I see in lora, the dtype are explicitly upcast:
https://github.com/huggingface/diffusers/blob/main/src/diffusers/models/attention_processor.py#L529

However, this is not done in custom diffusion. The weights need to be FP32 for mixed precision training, and during validation custom diffusion will throw an error about precision mismatch. Autocast is not recommended in inference AFAIK.

Reproduction

Run the custom diffusion example with BF16.
Make sure you have enough steps (or lower validation epochs) so the validation during training is run.

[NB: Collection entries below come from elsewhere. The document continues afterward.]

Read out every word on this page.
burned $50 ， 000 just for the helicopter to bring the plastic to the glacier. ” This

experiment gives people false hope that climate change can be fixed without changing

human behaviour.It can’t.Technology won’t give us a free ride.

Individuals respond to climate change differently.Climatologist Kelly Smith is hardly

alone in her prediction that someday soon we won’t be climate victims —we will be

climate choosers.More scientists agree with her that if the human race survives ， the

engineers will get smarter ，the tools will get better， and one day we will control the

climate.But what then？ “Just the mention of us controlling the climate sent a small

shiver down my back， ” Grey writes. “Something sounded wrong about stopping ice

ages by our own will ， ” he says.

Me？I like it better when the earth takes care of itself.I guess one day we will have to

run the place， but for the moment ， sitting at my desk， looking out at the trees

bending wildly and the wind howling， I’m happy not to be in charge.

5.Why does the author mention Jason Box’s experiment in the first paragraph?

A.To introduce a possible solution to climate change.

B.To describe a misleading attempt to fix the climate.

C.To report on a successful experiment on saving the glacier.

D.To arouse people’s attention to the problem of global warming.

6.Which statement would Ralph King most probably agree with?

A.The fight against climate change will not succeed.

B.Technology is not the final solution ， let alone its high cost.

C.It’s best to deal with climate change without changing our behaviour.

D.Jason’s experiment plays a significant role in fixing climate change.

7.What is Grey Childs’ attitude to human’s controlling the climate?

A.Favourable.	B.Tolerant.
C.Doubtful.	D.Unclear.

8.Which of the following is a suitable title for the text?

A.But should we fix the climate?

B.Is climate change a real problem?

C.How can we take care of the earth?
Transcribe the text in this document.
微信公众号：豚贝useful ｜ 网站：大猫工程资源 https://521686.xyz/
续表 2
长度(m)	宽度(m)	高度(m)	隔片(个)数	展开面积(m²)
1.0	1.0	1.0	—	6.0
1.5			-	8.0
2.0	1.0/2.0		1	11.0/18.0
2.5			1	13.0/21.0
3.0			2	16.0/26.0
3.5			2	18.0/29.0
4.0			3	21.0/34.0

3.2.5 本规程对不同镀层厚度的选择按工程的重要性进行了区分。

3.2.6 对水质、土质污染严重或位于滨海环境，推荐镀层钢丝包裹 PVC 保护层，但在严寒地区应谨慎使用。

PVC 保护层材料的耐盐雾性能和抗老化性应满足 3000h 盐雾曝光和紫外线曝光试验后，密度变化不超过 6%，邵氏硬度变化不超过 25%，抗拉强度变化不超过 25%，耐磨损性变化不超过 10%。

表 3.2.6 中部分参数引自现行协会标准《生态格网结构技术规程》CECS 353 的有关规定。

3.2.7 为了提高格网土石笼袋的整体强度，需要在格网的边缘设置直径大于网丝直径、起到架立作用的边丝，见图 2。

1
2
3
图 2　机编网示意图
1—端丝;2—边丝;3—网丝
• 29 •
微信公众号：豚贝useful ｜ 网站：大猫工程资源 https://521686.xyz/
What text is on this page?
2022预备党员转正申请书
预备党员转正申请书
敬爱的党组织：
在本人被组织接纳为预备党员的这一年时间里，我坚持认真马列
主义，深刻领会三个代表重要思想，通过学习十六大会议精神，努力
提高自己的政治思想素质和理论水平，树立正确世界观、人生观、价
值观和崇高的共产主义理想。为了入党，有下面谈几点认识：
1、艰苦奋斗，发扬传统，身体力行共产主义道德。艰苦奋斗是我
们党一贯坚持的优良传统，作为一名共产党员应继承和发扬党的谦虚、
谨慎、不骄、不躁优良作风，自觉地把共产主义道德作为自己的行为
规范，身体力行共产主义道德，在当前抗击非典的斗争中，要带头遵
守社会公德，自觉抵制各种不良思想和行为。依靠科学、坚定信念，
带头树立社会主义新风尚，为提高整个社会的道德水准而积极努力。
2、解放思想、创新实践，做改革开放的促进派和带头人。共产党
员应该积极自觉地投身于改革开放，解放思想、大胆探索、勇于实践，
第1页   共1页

The final inference has a unet.to(fp32) inside so it runs without any problems.

Logs

Something like expected BFloat16 but found Float at key = self.to_k_custom_diffusion(encoder_hidden_states)

System Info

diffusers version: 0.18.2
Platform: Linux-5.4.0-139-generic-x86_64-with-debian-buster-sid
Python version: 3.7.13
PyTorch version (GPU?): 1.12.1 (True)
Huggingface_hub version: 0.16.4
Transformers version: 4.30.2
Accelerate version: 0.20.3
xFormers version: not installed
Using GPU in script?: 2xA10
Using distributed or parallel set-up in script?: DDP

Who can help?

No response